Adam Sonn

Personal information
- Born: February 8, 1980 (age 45) Nashville, Tennessee, U.S.
- Listed height: 6 ft 8 in (2.03 m)
- Listed weight: 230 lb (104 kg)

Career information
- High school: Donelson Christian Academy (Nashville, Tennessee)
- College: Lipscomb (1998–1999); Belmont (2000–2003);
- NBA draft: 2003: undrafted
- Position: Power forward / center
- Coaching career: 2008–2023

Career history

As a player:
- 2004: Orléans
- 2004–2005: Nashville Rhythm
- 2005–2006: Polynorm Giants
- 2006–2007: Luleå

As a coach:
- 2008–2012: Nashville Christian School
- 2012–2023: Goodpasture Christian School

Career highlights
- Atlantic Sun Player of the Year (2003); 2× First-team All-Atlantic Sun (2002, 2003); Tennessee Mr. Basketball (1998);

= Adam Sonn =

American basketball player (born 1980)

Adam Sonn (born February 8, 1980) is an American former professional basketball player and coach. He played college basketball for the Lipscomb Bisons and Belmont Bruins. Sonn was selected as the Atlantic Sun Player of the Year with the Bruins in 2003. He played professionally in Belgium, France, South Korea, the Netherlands, Sweden and Spain. Sonn became a high school basketball coach after his retirement from playing.

==Early life==
Sonn was raised in Nashville, Tennessee, and attended Donelson Christian Academy. He was selected as Class A Tennessee Mr. Basketball by the Tennessee Secondary School Athletic Association in 1998.

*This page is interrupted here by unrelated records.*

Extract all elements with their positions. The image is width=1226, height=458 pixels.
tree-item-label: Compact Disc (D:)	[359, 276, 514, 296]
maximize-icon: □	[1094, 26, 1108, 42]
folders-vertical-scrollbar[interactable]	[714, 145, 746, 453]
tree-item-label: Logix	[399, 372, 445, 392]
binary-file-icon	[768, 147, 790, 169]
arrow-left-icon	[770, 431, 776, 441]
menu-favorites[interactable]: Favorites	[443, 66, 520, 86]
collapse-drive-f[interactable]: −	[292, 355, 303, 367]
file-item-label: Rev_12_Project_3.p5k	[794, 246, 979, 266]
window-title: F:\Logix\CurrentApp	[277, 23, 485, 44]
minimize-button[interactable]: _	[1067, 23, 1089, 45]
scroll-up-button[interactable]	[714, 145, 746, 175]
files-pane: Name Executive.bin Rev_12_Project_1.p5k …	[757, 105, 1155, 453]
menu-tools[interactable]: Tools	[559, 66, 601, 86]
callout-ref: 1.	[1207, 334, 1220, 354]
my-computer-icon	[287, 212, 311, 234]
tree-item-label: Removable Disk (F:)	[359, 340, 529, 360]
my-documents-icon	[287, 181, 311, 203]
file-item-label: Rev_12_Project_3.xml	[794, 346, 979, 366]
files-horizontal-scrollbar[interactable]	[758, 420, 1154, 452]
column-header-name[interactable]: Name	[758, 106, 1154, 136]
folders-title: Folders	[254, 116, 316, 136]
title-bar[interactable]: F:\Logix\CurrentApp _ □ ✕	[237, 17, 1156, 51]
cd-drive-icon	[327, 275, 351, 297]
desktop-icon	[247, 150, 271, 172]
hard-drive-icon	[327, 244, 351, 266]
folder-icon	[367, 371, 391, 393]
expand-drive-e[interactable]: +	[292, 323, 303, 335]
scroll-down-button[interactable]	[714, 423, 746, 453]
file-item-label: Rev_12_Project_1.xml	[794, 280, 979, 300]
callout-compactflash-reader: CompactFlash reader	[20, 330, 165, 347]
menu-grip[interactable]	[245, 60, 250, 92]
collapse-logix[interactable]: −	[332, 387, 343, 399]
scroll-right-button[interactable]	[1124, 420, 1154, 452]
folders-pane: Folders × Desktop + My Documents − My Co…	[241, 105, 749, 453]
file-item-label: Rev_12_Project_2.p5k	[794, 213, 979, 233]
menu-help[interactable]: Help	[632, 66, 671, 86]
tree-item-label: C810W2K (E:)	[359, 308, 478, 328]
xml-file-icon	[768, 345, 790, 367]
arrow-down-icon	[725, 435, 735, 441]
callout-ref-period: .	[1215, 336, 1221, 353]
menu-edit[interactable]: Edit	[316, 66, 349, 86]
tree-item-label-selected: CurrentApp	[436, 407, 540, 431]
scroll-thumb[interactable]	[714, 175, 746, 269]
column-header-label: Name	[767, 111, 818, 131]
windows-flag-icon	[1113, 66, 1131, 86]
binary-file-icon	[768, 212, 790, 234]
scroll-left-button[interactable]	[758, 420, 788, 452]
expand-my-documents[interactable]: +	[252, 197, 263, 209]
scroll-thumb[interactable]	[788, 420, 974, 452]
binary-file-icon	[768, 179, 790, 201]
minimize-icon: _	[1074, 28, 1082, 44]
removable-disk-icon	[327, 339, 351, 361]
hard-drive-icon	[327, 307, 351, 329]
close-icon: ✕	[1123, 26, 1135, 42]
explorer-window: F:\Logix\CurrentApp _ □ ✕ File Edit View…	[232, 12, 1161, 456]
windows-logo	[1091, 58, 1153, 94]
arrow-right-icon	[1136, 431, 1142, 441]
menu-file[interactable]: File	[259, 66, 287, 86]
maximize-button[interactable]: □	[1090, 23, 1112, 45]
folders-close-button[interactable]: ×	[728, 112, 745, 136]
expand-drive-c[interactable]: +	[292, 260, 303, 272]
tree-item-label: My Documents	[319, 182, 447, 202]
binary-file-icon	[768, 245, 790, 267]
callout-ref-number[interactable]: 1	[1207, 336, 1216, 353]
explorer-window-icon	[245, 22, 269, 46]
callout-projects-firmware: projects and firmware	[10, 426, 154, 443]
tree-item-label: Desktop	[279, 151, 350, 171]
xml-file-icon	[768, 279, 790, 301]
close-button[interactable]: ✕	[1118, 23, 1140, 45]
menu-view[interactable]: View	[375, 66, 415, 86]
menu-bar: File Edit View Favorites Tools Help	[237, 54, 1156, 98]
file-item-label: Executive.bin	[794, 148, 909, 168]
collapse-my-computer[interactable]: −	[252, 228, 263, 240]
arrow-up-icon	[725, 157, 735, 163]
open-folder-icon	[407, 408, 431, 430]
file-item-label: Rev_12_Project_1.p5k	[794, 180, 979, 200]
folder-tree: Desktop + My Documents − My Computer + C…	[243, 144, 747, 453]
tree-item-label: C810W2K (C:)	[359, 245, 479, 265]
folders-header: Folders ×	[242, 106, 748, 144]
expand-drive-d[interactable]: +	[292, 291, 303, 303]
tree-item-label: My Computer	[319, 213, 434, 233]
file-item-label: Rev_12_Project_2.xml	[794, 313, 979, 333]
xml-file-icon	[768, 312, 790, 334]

Sonn committed to play for the Lipscomb Bisons because his family had connections to Lipscomb University through their Churches of Christ affiliation. His mother and two of his aunts attended the university and his uncle, Steve Flatt, served as its president.

==College career==
Sonn played one season for the Bisons under head coach Don Meyer. In 1999, Flatt decided to move the Lipscomb athletic programs from the National Association of Intercollegiate Athletics (NAIA) to the National Collegiate Athletic Association (NCAA) Division I. Meyer left Lipscomb in protest and Sonn decided to transfer. He chose to join the Belmont Bruins over the Tennessee Tech Golden Eagles.

With the Bruins, Sonn was a two-time All-Atlantic Sun first-team selection and named as the Atlantic Sun Player of the Year in 2003. He scored a total of 1,241 points and is among the Bruins' all-time leading rebounders. Sonn set a Bruins record for most rebounds in a Division I game when he grabbed 21 on January 17, 2002.

Sonn was inducted into the Belmont University Athletics Hall of Fame in 2015.

==Professional career==
Sonn played professionally in Belgium, France, South Korea, the Netherlands, Sweden and Spain.

Sonn played for the Nashville Rhythm of the American Basketball Association (ABA) during the 2004–05 season. He publicly advocated for his coach, Ashley McElhiney, to keep her job after she was fired during a game.

==Post-playing career==
Sonn coached at Nashville Christian School from 2008 to 2012.

In 2012, Sonn was appointed as head coach of the boys' varsity basketball team at Goodpasture Christian School in Madison, Tennessee. He led the team to seven Division II-A state tournament appearances and won the Division II-AA state title in 2021.

On May 17, 2023, Goodpasture Christian School announced that Sonn was leaving his coaching position to become the school's director of advancement.

==Personal life==
Sonn's younger brother, Jason, also played basketball for the Belmont Bruins.